Yes, bind mounts or possibly rbind mounts is most likely what you want here. You need a rbind mount if you want the contents of file systems mounted below the specified mount point to be accessibl...

posted 5mo ago by Canina‭

Answer
#1: Initial revision by user avatar Canina‭ · 2024-06-16T14:23:17Z (5 months ago)
Yes, **bind mounts** or possibly *rbind* mounts is most likely what you want here.

You need a rbind mount if you want the contents of file systems mounted below the specified mount point to be accessible in the new location as well; you need a bind mount if you don't want or need that. Given the situation you describe in your question (`/` and `/home` separate, everything else in `/`), a bind mount should be exactly what you want.

As with any operation that makes large-scale changes, making sure to refresh your backups first is a good idea.

The easiest way to set this up is if you can tolerate shutting the system down. In that case:

- boot with live media (such that there is nothing running from the file systems you're working with)
- mount both file systems *in separate locations* (let's say that you mount your current `/` at /mount/root and `/home` at /mount/home); depending on partitioning, this can also include setting up MD RAID arrays, opening LUKS containers, or other steps to make the actual file systems accessible
- move (not copy) everything from (in this case) /mount/root/var/log to, say, /mount/home/var/log, making sure to preserve the permissions from both the original /var as well as /var/log; but *leave the original directory* (/mount/root/var/log = /var/log) in place
- update /mount/root/etc/fstab (that is to say, your main system's /etc/fstab) to include an entry on the form:

      /home/var/log /var/log none bind 0 0

- repeat for each file system you want to move
- reboot when done

Take it nice and slow; this isn't terribly complex, but you can easily cause mayhem if you aren't careful in matching up old and new locations, including permissions and ownership.

The fstab entry is on the usual "what where type options" form, with the options being `bind` and the file system type being irrelevant for a bind mount.
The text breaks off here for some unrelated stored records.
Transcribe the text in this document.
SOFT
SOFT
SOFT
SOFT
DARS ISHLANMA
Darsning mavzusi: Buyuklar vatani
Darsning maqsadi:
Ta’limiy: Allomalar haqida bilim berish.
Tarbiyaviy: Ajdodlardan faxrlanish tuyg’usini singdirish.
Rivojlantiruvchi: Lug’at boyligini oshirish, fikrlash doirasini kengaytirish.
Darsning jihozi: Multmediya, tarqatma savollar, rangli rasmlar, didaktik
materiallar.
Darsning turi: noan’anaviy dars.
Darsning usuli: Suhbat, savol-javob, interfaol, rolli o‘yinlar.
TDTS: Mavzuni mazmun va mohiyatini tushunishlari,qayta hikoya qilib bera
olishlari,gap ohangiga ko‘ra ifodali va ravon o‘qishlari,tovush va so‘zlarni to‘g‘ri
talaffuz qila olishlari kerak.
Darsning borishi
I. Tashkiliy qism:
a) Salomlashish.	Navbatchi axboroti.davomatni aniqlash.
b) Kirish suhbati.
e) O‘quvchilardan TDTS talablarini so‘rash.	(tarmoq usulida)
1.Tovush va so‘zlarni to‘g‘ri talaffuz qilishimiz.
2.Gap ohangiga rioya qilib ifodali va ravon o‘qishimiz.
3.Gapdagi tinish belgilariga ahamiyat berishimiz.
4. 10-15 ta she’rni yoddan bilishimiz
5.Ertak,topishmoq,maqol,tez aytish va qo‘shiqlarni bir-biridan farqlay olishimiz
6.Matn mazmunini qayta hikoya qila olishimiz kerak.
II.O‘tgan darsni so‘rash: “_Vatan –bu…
See [mount(8)](https://man7.org/linux/man-pages/man8/mount.8.html) under the "bind mount operation" heading.

Doing the equivalent on a running system is *in principle* possible in much the same way, but requires significantly greater care regarding files that are in use, particularly ones being written to. I don't recommend going that route.

I don't see any particular reason why you'd need to do something special depending on exactly which directory you're moving.